Portarlington looks set to be twinned with a French town as it rekindles its strong links with France.
The move was suggested as French Ambassador to Ireland, Vincent Guérend, visited Portarlington this week.
He was invited by Independent TD Cathal Berry, who pointed out that France is now Ireland’s closest EU neighbour post Brexit.
Speaking at a gathering in the French Quarter cafe, Deputy Berry told the Ambassador that: “ Portarlington is Ireland’s French town. It has a unique connection with France and it’s great that you are here to copper fasten that this morning.”
“We would certainly like to resuscitate that wonderful relationship that we had with France in the past in Portarlington and if you have any ideas in relation to twinning our town with a French town or any other exchange that would reinforce that relationship that would certainly be appreciated,” he said.
Ambassador Guérend admitted he hadn’t been aware of the strong French ties with Portarlington until he spoke with Deputy Berry. He said they had been in the Dail when Ukrainian President Volodymyr Zelensky addressed the houses of the Oireachtas.
Speaking in relation to Ireland’s response to the Ukrainian war, Mr Guérend said “it is really a strong tradition here in Ireland to be open to people in need, refugees, you did it here three, four hundred years ago and you continue to do it now and I can only praise you for this.”
“Many Huguenot fled France in 1685 when the French government, the French monarchy at the time, decided to revoke a treaty which had granted the liberty of worship and fled to Ireland and other countries,” he explained.
He said “it is heartening to see that these French people helped to build up Portarlington and that there is still today some memories of these days.”
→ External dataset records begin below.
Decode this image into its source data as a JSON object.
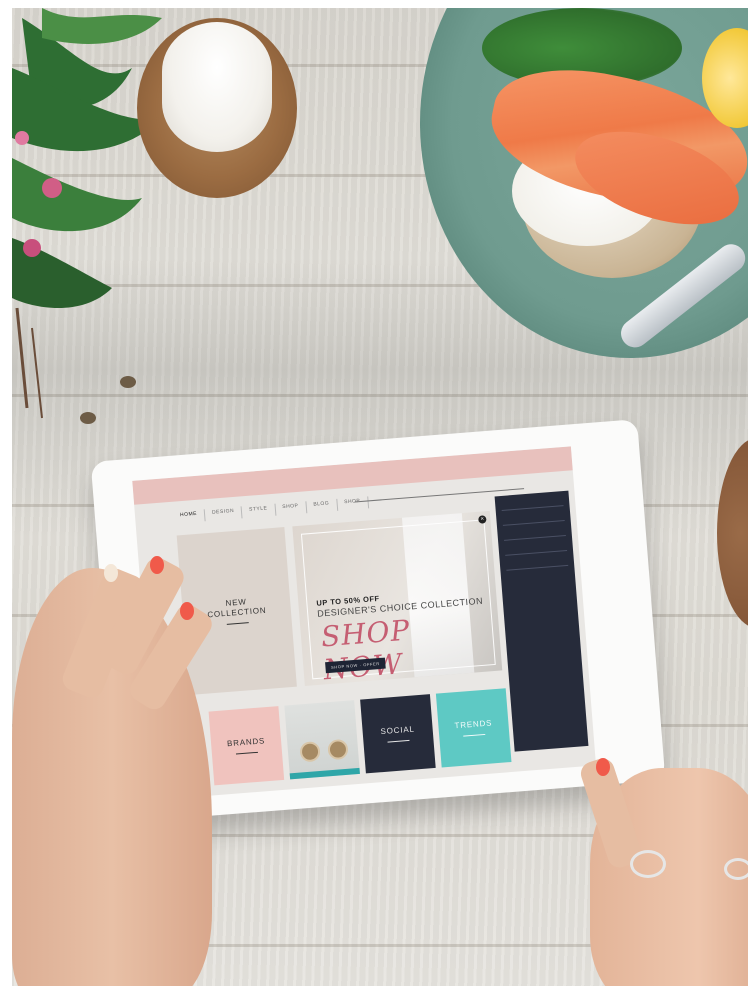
{
  "tablet_site": {
    "nav": [
      "HOME",
      "DESIGN",
      "STYLE",
      "SHOP",
      "BLOG",
      "SHOP"
    ],
    "tiles": {
      "new_collection": "NEW\nCOLLECTION",
      "brands": "BRANDS",
      "social": "SOCIAL",
      "trends": "TRENDS"
    },
    "hero": {
      "promo": "UP TO 50% OFF",
      "collection": "DESIGNER'S CHOICE COLLECTION",
      "cta": "SHOP NOW",
      "button": "SHOP NOW · OFFER"
    }
  },
  "colors": {
    "header_pink": "#e8c1bd",
    "navy": "#262b3a",
    "teal": "#5ec9c4",
    "pink_tile": "#f0c3be",
    "shop_now": "#c55e72",
    "nail_polish": "#f05a4a"
  }
}
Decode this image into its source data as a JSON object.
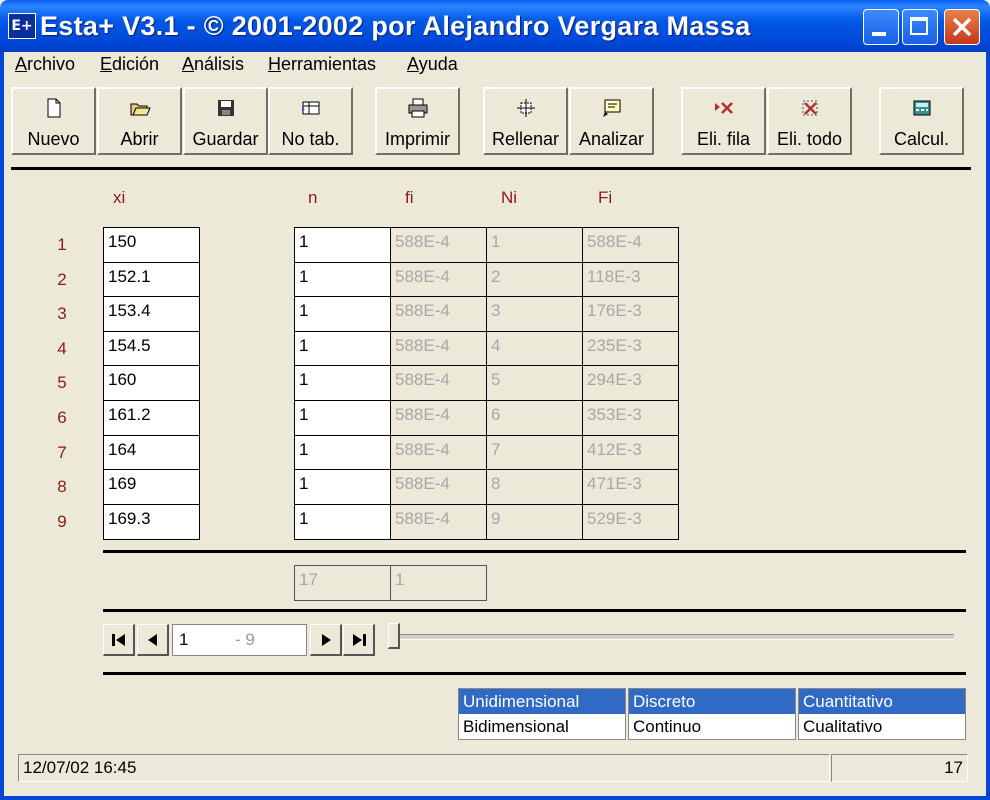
{
  "window": {
    "title": "Esta+ V3.1 - © 2001-2002 por Alejandro Vergara Massa",
    "icon_label": "E+"
  },
  "menu": [
    "Archivo",
    "Edición",
    "Análisis",
    "Herramientas",
    "Ayuda"
  ],
  "toolbar": {
    "nuevo": "Nuevo",
    "abrir": "Abrir",
    "guardar": "Guardar",
    "notab": "No tab.",
    "imprimir": "Imprimir",
    "rellenar": "Rellenar",
    "analizar": "Analizar",
    "elifila": "Eli. fila",
    "elitodo": "Eli. todo",
    "calcul": "Calcul."
  },
  "columns": {
    "xi": "xi",
    "n": "n",
    "fi": "fi",
    "Ni": "Ni",
    "Fi": "Fi"
  },
  "rows": [
    {
      "num": "1",
      "xi": "150",
      "n": "1",
      "fi": "588E-4",
      "Ni": "1",
      "Fi": "588E-4"
    },
    {
      "num": "2",
      "xi": "152.1",
      "n": "1",
      "fi": "588E-4",
      "Ni": "2",
      "Fi": "118E-3"
    },
    {
      "num": "3",
      "xi": "153.4",
      "n": "1",
      "fi": "588E-4",
      "Ni": "3",
      "Fi": "176E-3"
    },
    {
      "num": "4",
      "xi": "154.5",
      "n": "1",
      "fi": "588E-4",
      "Ni": "4",
      "Fi": "235E-3"
    },
    {
      "num": "5",
      "xi": "160",
      "n": "1",
      "fi": "588E-4",
      "Ni": "5",
      "Fi": "294E-3"
    },
    {
      "num": "6",
      "xi": "161.2",
      "n": "1",
      "fi": "588E-4",
      "Ni": "6",
      "Fi": "353E-3"
    },
    {
      "num": "7",
      "xi": "164",
      "n": "1",
      "fi": "588E-4",
      "Ni": "7",
      "Fi": "412E-3"
    },
    {
      "num": "8",
      "xi": "169",
      "n": "1",
      "fi": "588E-4",
      "Ni": "8",
      "Fi": "471E-3"
    },
    {
      "num": "9",
      "xi": "169.3",
      "n": "1",
      "fi": "588E-4",
      "Ni": "9",
      "Fi": "529E-3"
    }
  ],
  "totals": {
    "n": "17",
    "fi": "1"
  },
  "navigator": {
    "from": "1",
    "to": "- 9"
  },
  "options": {
    "dimension": [
      "Unidimensional",
      "Bidimensional"
    ],
    "variable": [
      "Discreto",
      "Continuo"
    ],
    "type": [
      "Cuantitativo",
      "Cualitativo"
    ]
  },
  "status": {
    "datetime": "12/07/02 16:45",
    "count": "17"
  },
  "colors": {
    "accent": "#316AC5",
    "label": "#8B1A1A",
    "titlebar": "#0046D5"
  }
}
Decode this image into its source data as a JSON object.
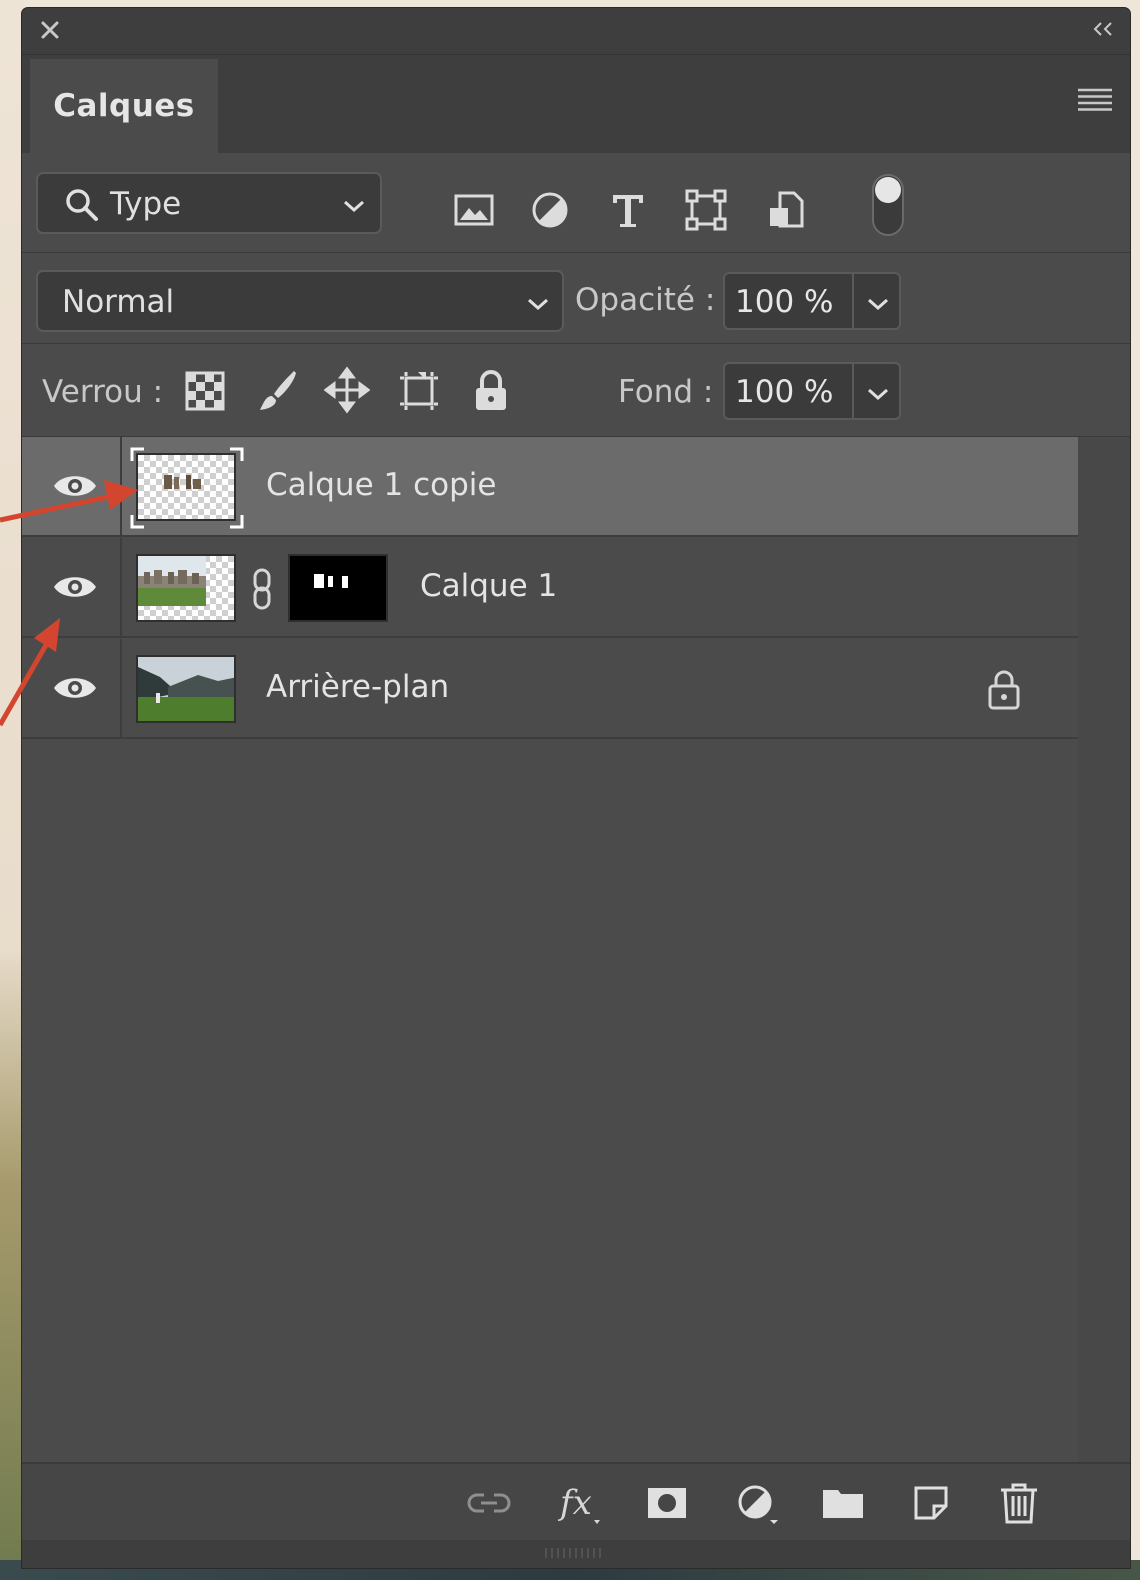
{
  "panel": {
    "tab_label": "Calques",
    "icons": {
      "close": "close-icon",
      "collapse": "double-chevron-left-icon",
      "menu": "panel-menu-icon"
    }
  },
  "filter": {
    "kind_value": "Type",
    "kind_icon": "search-icon",
    "filter_icons": [
      "pixel-layer-filter-icon",
      "adjustment-layer-filter-icon",
      "type-layer-filter-icon",
      "shape-layer-filter-icon",
      "smart-object-filter-icon"
    ],
    "toggle_state": "on"
  },
  "blend": {
    "mode": "Normal",
    "opacity_label": "Opacité :",
    "opacity_value": "100 %"
  },
  "lock": {
    "label": "Verrou :",
    "lock_icons": [
      "lock-transparent-pixels-icon",
      "lock-image-pixels-icon",
      "lock-position-icon",
      "lock-artboard-icon",
      "lock-all-icon"
    ],
    "fill_label": "Fond :",
    "fill_value": "100 %"
  },
  "layers": [
    {
      "name": "Calque 1 copie",
      "visible": true,
      "selected": true,
      "thumbnail": "transparent-with-stones",
      "locked": false
    },
    {
      "name": "Calque 1",
      "visible": true,
      "selected": false,
      "thumbnail": "stonehenge-masked",
      "mask": "black-mask-white-stones",
      "linked": true,
      "locked": false
    },
    {
      "name": "Arrière-plan",
      "visible": true,
      "selected": false,
      "thumbnail": "mountain-landscape",
      "locked": true
    }
  ],
  "bottom_toolbar": [
    "link-layers-icon",
    "fx-icon",
    "add-mask-icon",
    "new-adjustment-icon",
    "new-group-folder-icon",
    "new-layer-icon",
    "trash-icon"
  ],
  "colors": {
    "panel_bg": "#4b4b4b",
    "selected_row": "#6b6b6b",
    "annotation_arrow": "#d4452f"
  }
}
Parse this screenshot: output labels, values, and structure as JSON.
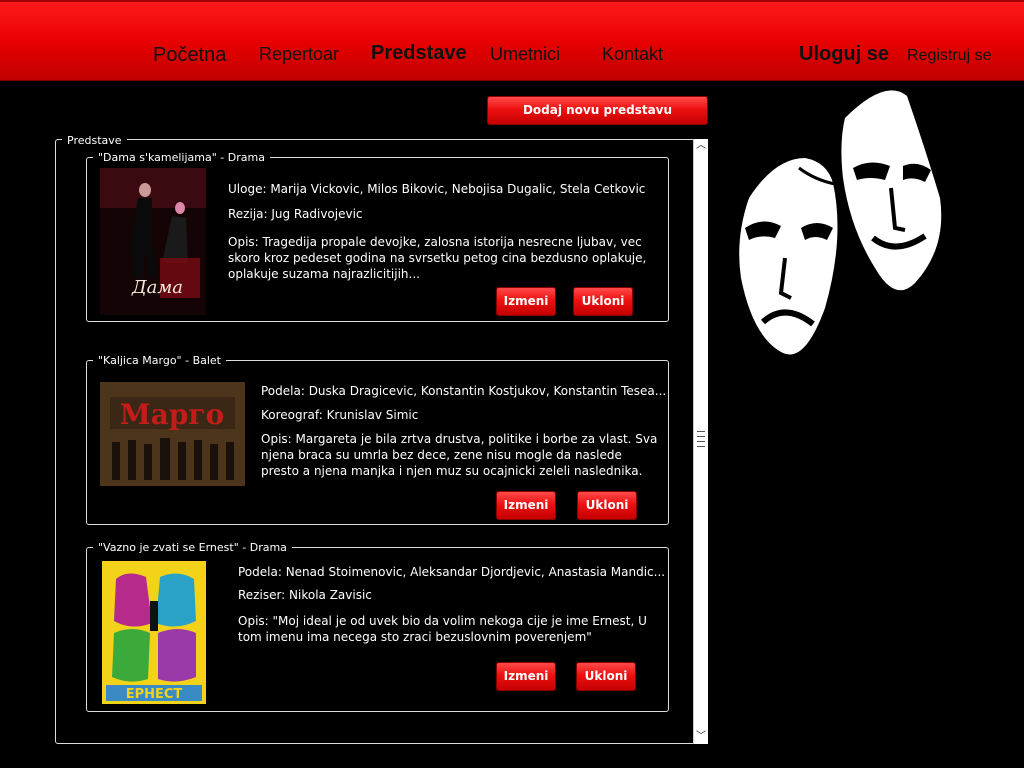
{
  "nav": {
    "home": "Početna",
    "repertoar": "Repertoar",
    "predstave": "Predstave",
    "umetnici": "Umetnici",
    "kontakt": "Kontakt",
    "login": "Uloguj se",
    "register": "Registruj se"
  },
  "add_button": "Dodaj novu predstavu",
  "list_legend": "Predstave",
  "shows": [
    {
      "title": "\"Dama s'kamelijama\" - Drama",
      "line1": "Uloge: Marija Vickovic, Milos Bikovic, Nebojisa Dugalic, Stela Cetkovic",
      "line2": "Rezija: Jug Radivojevic",
      "desc": "Opis: Tragedija propale devojke, zalosna istorija nesrecne ljubav, vec skoro kroz pedeset godina na svrsetku petog cina bezdusno oplakuje, oplakuje suzama najrazlicitijih...",
      "poster_text": "Дама"
    },
    {
      "title": "\"Kaljica Margo\" - Balet",
      "line1": "Podela: Duska Dragicevic, Konstantin Kostjukov, Konstantin Tesea...",
      "line2": "Koreograf: Krunislav Simic",
      "desc": "Opis: Margareta je bila zrtva drustva, politike i borbe za vlast. Sva njena braca su umrla bez dece, zene nisu mogle da naslede presto a njena manjka i njen muz su ocajnicki zeleli naslednika.",
      "poster_text": "Марго"
    },
    {
      "title": "\"Vazno je zvati se Ernest\" - Drama",
      "line1": "Podela: Nenad Stoimenovic, Aleksandar Djordjevic, Anastasia Mandic...",
      "line2": "Reziser: Nikola Zavisic",
      "desc": "Opis: \"Moj ideal je od uvek bio da volim nekoga cije je ime Ernest, U tom imenu ima necega sto zraci bezuslovnim poverenjem\"",
      "poster_text": "ЕРНЕСТ"
    }
  ],
  "edit_label": "Izmeni",
  "remove_label": "Ukloni",
  "colors": {
    "accent": "#e60000",
    "background": "#000000"
  },
  "icons": [
    "theater-masks-icon",
    "chevron-up-icon",
    "chevron-down-icon"
  ]
}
“I would be more than happy to see a connection between Portarlington and a French twinning town and if you should revive this French festival on Bastille Day, around the 14th of July I would be more than happy to see this,” Mr Guérend remarked.
“I think that the link with the twinning town would be the best way to re-establish at the same level a connection with France,” he added.
Mr Guérend outlined the strong ties between Ireland and France and the strengthening of those bonds post Brexit. He noted that ferry sailings between Ireland and France had quadrupled in that time. He said the largest contingent of Erasmus students in Ireland are French and likewise France is the first destination for Irish students.
Local historian David Orford outlined the longstanding connections between Portarlington and France.
He said “between 1691 and 1700 we had about three to four hundred French people coming to settle in the town. They were delighted with the town. They rejuvenated it, they repaired a lot of the houses that had fallen into disrepair. They brought a new vibrancy to the area but they were mainly farmers and military men.
Sometime in the early 18th century somebody came up with the idea of establishing schools in the town to teach the gentry, the sons of the aristocracy, the French language. This project was a great success and over the next 100 years we had about 20 to 30 schools established in the town with children coming from all over Ireland to learn French and French culture.”
Ambassador Guérend noted that Brexit has meant it is very difficult for French students to go to England to learn English. As a result he said, “there is a huge demand particularly now towards Ireland so if we could establish also some twinnings between schools in Portarlington and schools in France it would be very beneficial.”
Mr Orford outlined an even earlier French connection with Portarlington. He said over 1,000 years ago we had the Normans coming to town and they built Lea Castle outside Portarlington.”
He spoke of the continued connection with France and of 1976 when the town renewed its connection with France with the French Festival.
One of those at the earliest French Festivals, Yvonne Pearson (nee Champ) was in the French Quarter cafe with a picture from one of the earliest festivals in 1977. In the picture she is meeting the then French Ambassador to Ireland.
Ambassador Guérend finished off his visit to Portarlington with a tour of the French Church. Archdeacon Leslie Stevenson showed the ambassador around the historic church which was first built as a loom house before being used as a church.
The Ambassador was shown early documents including a map of France which indicated where in France the people who moved to Portarlington had come from. The ambassador was gifted a number of books about Portarlington during his visit.